Six Teaching Orientations of Holocaust Educators as Reflections of Teaching Perspectives and Meaning Making Processes

From Section:
Formal Education
Published:
Apr. 12, 2018
April, 2018

Source: Teaching and Teacher Education Volume 71, Pages 86-97 

 

This study explored processes of curricular reinterpretation made by teachers who teach about the Holocaust. We conducted holistic narrative analyses of in-depth interviews with 31 American Holocaust educators. Six teaching orientations were identified: passionate historical, mythologizing-transforming, social-contemporizing, empathic-personalizing, riveting-shocking, and pragmatic-socializing. We offer vignettes for each orientation and compare them to other teaching perspective typologies, highlighting the novelty and utility of the presented typology. The findings demonstrate how narrative identity, meaning-making processes and teaching perspectives interconnect and lead teachers to reinterpret the Holocaust in their teaching. These findings have implications for teaching complex and value-laden topics.

We interviewed 31 teachers (13 males, 18 females) who teach about the Holocaust in states in which Holocaust education is mandated, such as Florida, California and New York. In selecting the interviewees, we sought a racially, ethnically, and religiously diverse sample. We interviewed 24 teachers attending a workshop on Holocaust education as part of their continuing education requirements, three teachers from Miami who did not participate in the workshop, and four additional American teachers from other HE-mandated states. This was a highly experienced group of teachers: their average age was 52, and their average teaching experience was 21.07 years.The teachers taught eight disciplines, the most common being history (35%), social studies (24%), and language arts (17%).

Recommendations for teacher education and for future studies
Although studies show that teachers affect students more than curricula, textbooks, or educational programs do (see Hattie, 2012 for a series of meta-analyses), not all policy makers may be pleased to learn of what takes place in HE classes under the umbrella of a state-mandated and standardized-testing setting. Our first recommendation is to ensure that all teachers involved in HE are well versed in historically-based and contextually-grounded facts about the Holocaust. Following Schweber, we note that in HE, imparting historical information is in itself a form of meaning making: “informational coverage itself communicates moral meanings, meanings that can function as lessons regardless of whether they're defined as such” (Schweber, 2004, p. 155).

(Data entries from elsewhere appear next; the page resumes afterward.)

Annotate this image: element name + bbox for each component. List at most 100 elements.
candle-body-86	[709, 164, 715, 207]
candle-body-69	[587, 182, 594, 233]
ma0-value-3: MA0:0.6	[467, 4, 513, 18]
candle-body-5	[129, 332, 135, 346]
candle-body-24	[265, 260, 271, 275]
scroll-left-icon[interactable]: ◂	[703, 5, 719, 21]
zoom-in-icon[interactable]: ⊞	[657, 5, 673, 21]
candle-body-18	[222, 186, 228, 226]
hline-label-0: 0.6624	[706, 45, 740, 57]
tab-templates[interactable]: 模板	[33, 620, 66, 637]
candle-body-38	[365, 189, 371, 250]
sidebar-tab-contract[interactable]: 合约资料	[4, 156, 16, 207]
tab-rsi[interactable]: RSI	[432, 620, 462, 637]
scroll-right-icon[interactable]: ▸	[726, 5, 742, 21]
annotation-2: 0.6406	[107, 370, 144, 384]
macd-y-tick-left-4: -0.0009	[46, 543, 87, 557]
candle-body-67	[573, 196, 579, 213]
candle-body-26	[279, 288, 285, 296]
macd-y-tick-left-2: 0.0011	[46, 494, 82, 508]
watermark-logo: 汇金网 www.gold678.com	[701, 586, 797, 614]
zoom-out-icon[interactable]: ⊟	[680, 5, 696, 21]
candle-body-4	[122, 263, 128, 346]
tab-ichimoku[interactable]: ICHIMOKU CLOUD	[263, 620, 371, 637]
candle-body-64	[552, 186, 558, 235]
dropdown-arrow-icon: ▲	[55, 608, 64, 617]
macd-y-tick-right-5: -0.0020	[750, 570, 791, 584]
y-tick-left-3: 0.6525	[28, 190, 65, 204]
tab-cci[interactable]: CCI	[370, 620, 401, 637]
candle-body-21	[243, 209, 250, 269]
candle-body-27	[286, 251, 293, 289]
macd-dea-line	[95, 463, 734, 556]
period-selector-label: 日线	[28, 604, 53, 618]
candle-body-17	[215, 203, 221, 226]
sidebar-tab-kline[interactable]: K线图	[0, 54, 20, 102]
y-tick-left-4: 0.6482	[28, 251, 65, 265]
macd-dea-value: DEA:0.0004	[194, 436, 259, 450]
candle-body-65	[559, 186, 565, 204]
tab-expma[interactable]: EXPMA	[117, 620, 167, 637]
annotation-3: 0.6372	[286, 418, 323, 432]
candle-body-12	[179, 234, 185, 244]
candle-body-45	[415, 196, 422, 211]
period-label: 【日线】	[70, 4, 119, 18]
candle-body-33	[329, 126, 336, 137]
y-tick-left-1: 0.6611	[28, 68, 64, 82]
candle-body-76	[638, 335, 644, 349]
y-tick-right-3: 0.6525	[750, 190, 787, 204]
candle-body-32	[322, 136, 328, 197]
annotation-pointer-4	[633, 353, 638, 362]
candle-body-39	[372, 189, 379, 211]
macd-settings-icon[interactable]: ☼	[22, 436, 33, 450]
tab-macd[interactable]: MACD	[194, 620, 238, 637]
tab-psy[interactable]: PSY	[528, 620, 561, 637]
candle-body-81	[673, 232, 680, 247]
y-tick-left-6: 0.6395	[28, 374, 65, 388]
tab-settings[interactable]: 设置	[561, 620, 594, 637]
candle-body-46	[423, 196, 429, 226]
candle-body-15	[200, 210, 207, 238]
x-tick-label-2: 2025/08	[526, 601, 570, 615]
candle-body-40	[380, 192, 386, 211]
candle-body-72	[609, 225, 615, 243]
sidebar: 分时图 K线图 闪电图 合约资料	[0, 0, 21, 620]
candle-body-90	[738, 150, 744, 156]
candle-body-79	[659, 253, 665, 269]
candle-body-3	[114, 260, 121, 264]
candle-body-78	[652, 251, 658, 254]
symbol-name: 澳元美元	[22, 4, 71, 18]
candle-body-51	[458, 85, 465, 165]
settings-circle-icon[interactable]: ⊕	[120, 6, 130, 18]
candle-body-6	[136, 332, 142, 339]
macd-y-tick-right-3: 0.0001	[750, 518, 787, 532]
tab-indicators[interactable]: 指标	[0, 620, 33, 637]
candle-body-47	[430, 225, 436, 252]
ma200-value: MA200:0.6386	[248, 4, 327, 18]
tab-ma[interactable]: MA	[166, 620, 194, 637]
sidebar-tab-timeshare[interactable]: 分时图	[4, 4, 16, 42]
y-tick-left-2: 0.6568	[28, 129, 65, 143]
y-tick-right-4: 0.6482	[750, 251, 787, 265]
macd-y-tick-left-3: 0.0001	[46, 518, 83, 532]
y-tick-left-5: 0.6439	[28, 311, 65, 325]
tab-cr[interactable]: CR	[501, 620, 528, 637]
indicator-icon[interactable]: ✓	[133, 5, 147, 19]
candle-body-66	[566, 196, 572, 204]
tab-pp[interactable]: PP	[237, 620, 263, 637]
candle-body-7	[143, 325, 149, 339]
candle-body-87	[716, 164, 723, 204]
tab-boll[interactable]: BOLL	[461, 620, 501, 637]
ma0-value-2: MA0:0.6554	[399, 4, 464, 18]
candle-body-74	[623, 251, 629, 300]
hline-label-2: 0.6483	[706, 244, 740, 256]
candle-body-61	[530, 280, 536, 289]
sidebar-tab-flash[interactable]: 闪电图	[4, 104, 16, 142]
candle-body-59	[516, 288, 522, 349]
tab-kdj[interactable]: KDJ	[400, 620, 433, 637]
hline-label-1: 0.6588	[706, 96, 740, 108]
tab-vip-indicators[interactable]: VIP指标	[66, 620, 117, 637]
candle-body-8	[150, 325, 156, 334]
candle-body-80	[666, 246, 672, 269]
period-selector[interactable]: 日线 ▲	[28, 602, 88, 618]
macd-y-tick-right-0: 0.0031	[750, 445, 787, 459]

Our second recommendation pertains to HE training workshops in which hundreds of American teachers participate each year, which typically focus on transmitting historical and pedagogical information to the teachers. We suggest adding a dual-stage process in which teachers are prompted first to identify and then to evaluate the effects of personal, ideological and meaning-guided elements on their teaching choices. This calls for teachers to be active participants in their training rather than passive recipients of information. Participants should be encouraged to reflect upon their teaching philosophies, personal connections to the Holocaust, and the ways in which they have “fit” the Holocaust into their existing meaning systems, to illuminate their choices in teaching the Holocaust. Equipping teachers with tools to identify their underlying motivations may be challenging, but we believe it can enable the teachers to take ownership of their teaching choices in the long term. This applies not only to HE, but to other value-laden educational topics as well.

Finally, what is the exact relationship between narrative identity, teaching perspectives, and meaning systems in guiding teacher choices in classrooms? The preliminary model we proposed indicates that each of these concepts may hold an important key in explaining the diversity among teachers when interpreting textbooks and curricula. A full answer, however, requires a broad, mixed-method study spanning several value-laden educational topics. We hope that the model that we proposed here may be a useful departure point for such future studies.